AppsFlyer APAC managing director Ronen Mense said markets such as Indonesia, Singapore and Vietnam saw a peak of ad fraud in March 2020 due to a rise in activity caused by COVID-19.
"With more people staying at home, the demand for mobile apps increased, leading to aggressive user acquisition activities," Mense said. "This saw a large number of fraudsters be drawn towards this activity, which was notably unsuccessful as seen in a drop of fraud levels in the following months. Indonesia experienced a 28% rate of fraud in March 2020, which dropped to 19% by May 2020, while Singapore levels declined from 35% in March 2020 to 20% in May 2020."
Singapore’s overall fraud rate in the entertainment vertical saw an increase from 54% to 59% year-on-year, representing the highest fraud rate in the region, with Indonesia at 23.5% and Vietnam at 18.6% in May 2020. Despite this, verticals such as entertainment, casual games, midcore games, and shopping saw drops in fraud levels across the regions in APAC due to COVID-19 lockdowns.
Perhaps unsurprisingly given fraudsters always follow the money, there were exceptionally high fraud rates in the finance vertical in Southeast Asia, with four out of five markets exceeding 50%. Vietnam is currently experiencing the highest level of fraud levels in the finance vertical, seeing a fluctuation in rates, with a growth to 64% by May 2020, in comparison to 62.3% in July 2019. Indonesia, on the other hand, saw finance fraud rates fluctuate between 2019 and 2020. In July 2019, fraud rates were 55.9% but dropped to 38.2% by October 2019. These fraud rates seem to have risen by April 2020 to 63.3%, but by May of the same year started to decline to 61.2%.

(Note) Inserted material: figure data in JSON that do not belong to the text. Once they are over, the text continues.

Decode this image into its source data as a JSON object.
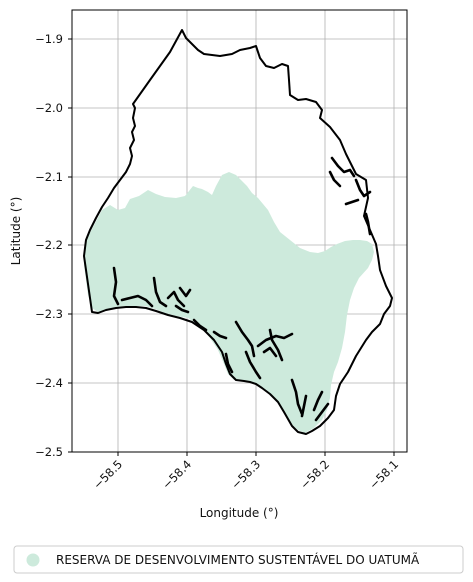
{
  "map": {
    "x_axis": {
      "label": "Longitude (°)",
      "ticks": [
        "−58.5",
        "−58.4",
        "−58.3",
        "−58.2",
        "−58.1"
      ],
      "tick_values": [
        -58.5,
        -58.4,
        -58.3,
        -58.2,
        -58.1
      ],
      "range": [
        -58.562,
        -58.092
      ]
    },
    "y_axis": {
      "label": "Latitude (°)",
      "ticks": [
        "−1.9",
        "−2.0",
        "−2.1",
        "−2.2",
        "−2.3",
        "−2.4",
        "−2.5"
      ],
      "tick_values": [
        -1.9,
        -2.0,
        -2.1,
        -2.2,
        -2.3,
        -2.4,
        -2.5
      ],
      "range": [
        -2.5,
        -1.857
      ]
    },
    "grid": true,
    "layers": [
      {
        "name": "RESERVA DE DESENVOLVIMENTO SUSTENTÁVEL DO UATUMÃ",
        "fill_color": "#cdeadc",
        "kind": "area"
      },
      {
        "kind": "boundary",
        "stroke_color": "#000000"
      }
    ],
    "legend": {
      "placement": "bottom-center",
      "items": [
        {
          "label": "RESERVA DE DESENVOLVIMENTO SUSTENTÁVEL DO UATUMÃ",
          "color": "#cdeadc",
          "marker": "circle"
        }
      ]
    }
  }
}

When it comes to types of app install fraud, in most cases bots are the most common method of attack in APAC, especially targeting finance apps in Japan (87%) and social apps in Vietnam (91%). Device farms, like bots, which automate fake user activity, were deployed among gaming and non-gaming apps but on a relatively smaller scale.
Click flooding is more common among gaming genres such as casual in South Korea (75%) and hyper casual in Japan (86%), but it also shows up in non-gaming verticals such as shopping in India (47%) and social in Indonesia (33%). Gaming apps also have a high share of install hijacking events.